Estas enfermedades tienden a incrementarse en esta época del año debido a las altas temperaturas, que favorecen la rápida descomposición de los alimentos y aumentan el riesgo de contaminación.
La médica adscrita a la Dirección de Urgencias Epidemiológicas y Desastres del Centro Nacional de Prevención y Control de Enfermedades (Cenaprece), Julieta Parga Alonso, subrayó la importancia de mantener hábitos adecuados de higiene, consumo de agua segura y manejo correcto de los alimentos.
Señaló que los grupos más vulnerables a sufrir deshidratación severa por un cuadro diarreico son los niños menores de cinco años y los adultos mayores. Por ello, recomendó extremar precauciones y acudir de inmediato al médico ante síntomas como boca seca, ausencia de lágrimas, alteraciones en el estado de conciencia, evacuaciones abundantes o frecuentes, presencia de sangre o moco en las heces, fiebre o vómito.

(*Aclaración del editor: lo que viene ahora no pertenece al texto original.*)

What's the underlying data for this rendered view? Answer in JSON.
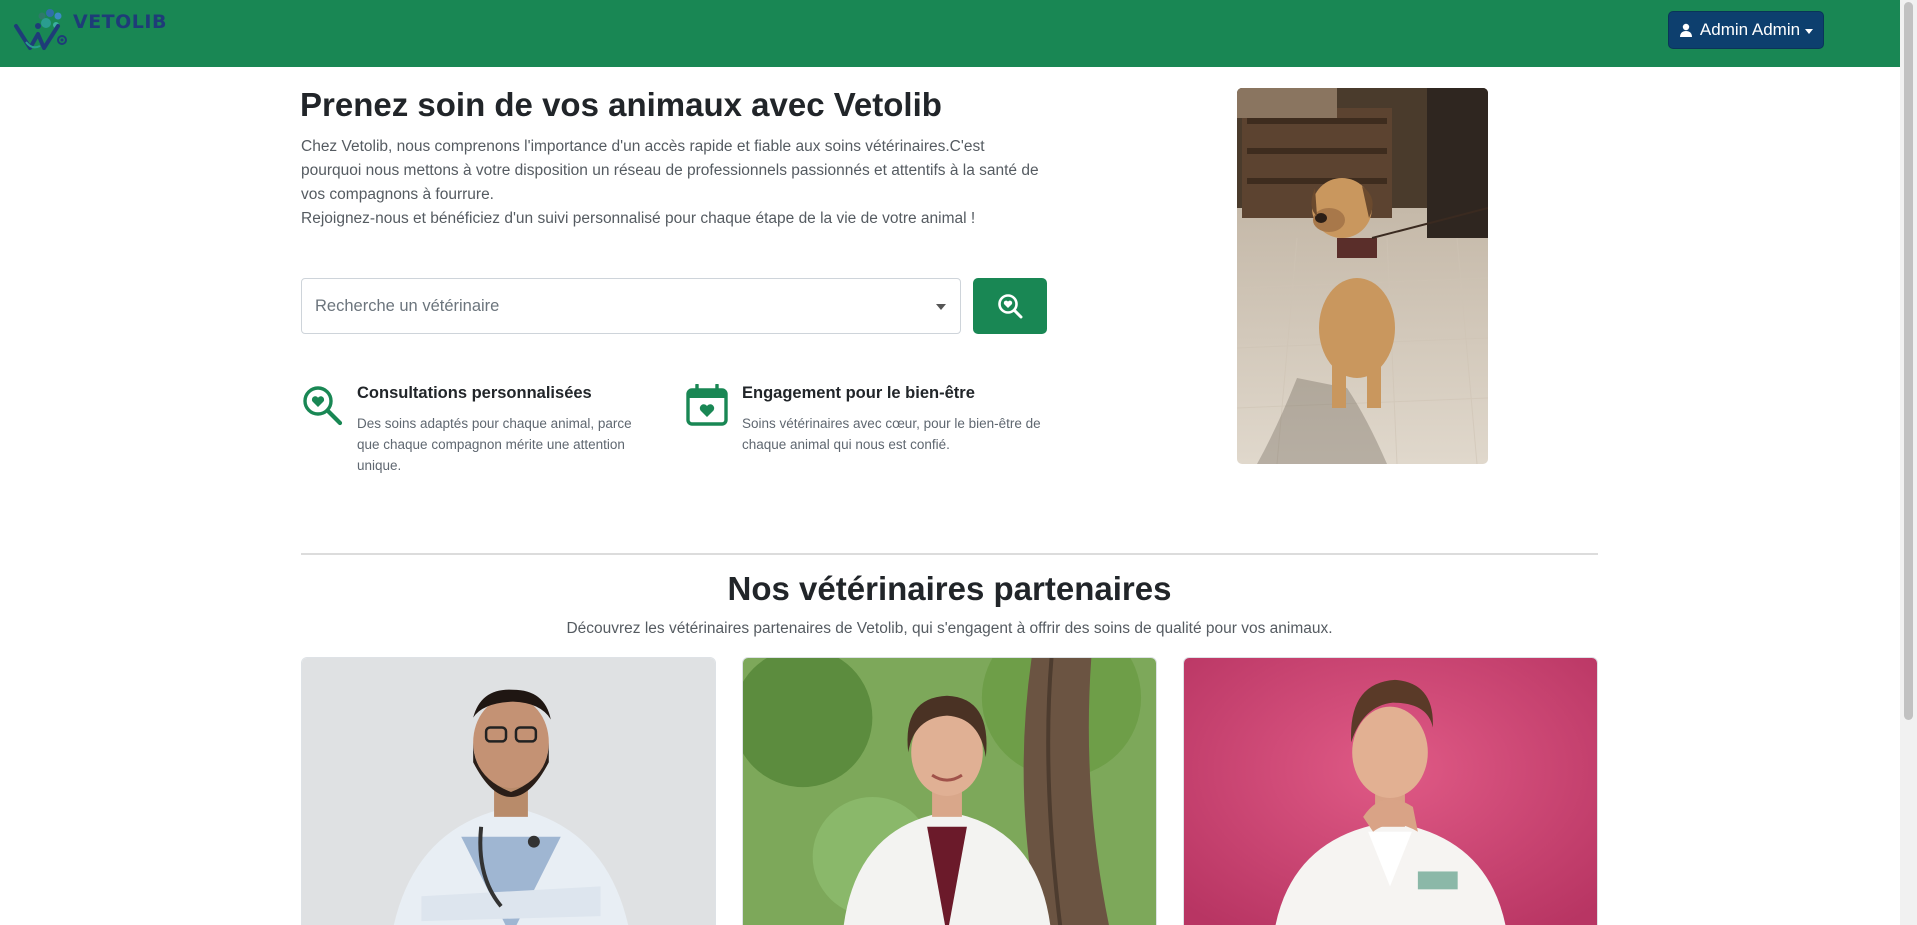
{
  "navbar": {
    "brand": "VETOLIB",
    "user_menu_label": "Admin Admin",
    "color": "#198754"
  },
  "hero": {
    "title": "Prenez soin de vos animaux avec Vetolib",
    "paragraph_1": "Chez Vetolib, nous comprenons l'importance d'un accès rapide et fiable aux soins vétérinaires.C'est pourquoi nous mettons à votre disposition un réseau de professionnels passionnés et attentifs à la santé de vos compagnons à fourrure.",
    "paragraph_2": "Rejoignez-nous et bénéficiez d'un suivi personnalisé pour chaque étape de la vie de votre animal !",
    "search_placeholder": "Recherche un vétérinaire",
    "search_button_icon": "search-heart-icon",
    "image": "dog-photo"
  },
  "features": [
    {
      "icon": "search-heart-icon",
      "title": "Consultations personnalisées",
      "description": "Des soins adaptés pour chaque animal, parce que chaque compagnon mérite une attention unique."
    },
    {
      "icon": "calendar-heart-icon",
      "title": "Engagement pour le bien-être",
      "description": "Soins vétérinaires avec cœur, pour le bien-être de chaque animal qui nous est confié."
    }
  ],
  "partners": {
    "title": "Nos vétérinaires partenaires",
    "subtitle": "Découvrez les vétérinaires partenaires de Vetolib, qui s'engagent à offrir des soins de qualité pour vos animaux.",
    "cards": [
      {
        "image": "vet-photo-1"
      },
      {
        "image": "vet-photo-2"
      },
      {
        "image": "vet-photo-3"
      }
    ]
  },
  "colors": {
    "primary": "#198754",
    "user_button": "#0d3f6e"
  }
}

Asimismo, reiteró que la medida más importante durante un episodio diarreico es mantener una adecuada hidratación. El consumo constante de líquidos, en especial de sales de rehidratación oral (vida suero oral), permite reponer el agua y los electrolitos perdidos, además de favorecer el funcionamiento intestinal.
Indicó que los sobres de vida suero oral están disponibles en centros de salud y unidades médicas. Para su preparación, se debe disolver el contenido en un litro de agua hervida y consumirlo a lo largo del día. Si la solución no se utiliza en un plazo de 24 horas, debe desecharse y prepararse nuevamente.
La especialista señaló que otra de las acciones preventivas esenciales es mantener medidas higiénicas adecuadas, como el lavado frecuente de manos antes de consumir alimentos y después de ir al baño, así como al regresar de la calle.
Finalmente, agregó que se deben lavar y desinfectar frutas y verduras, cocinar adecuadamente los alimentos, mantenerlos cubiertos y refrigerados, y evitar el consumo de productos en mal estado.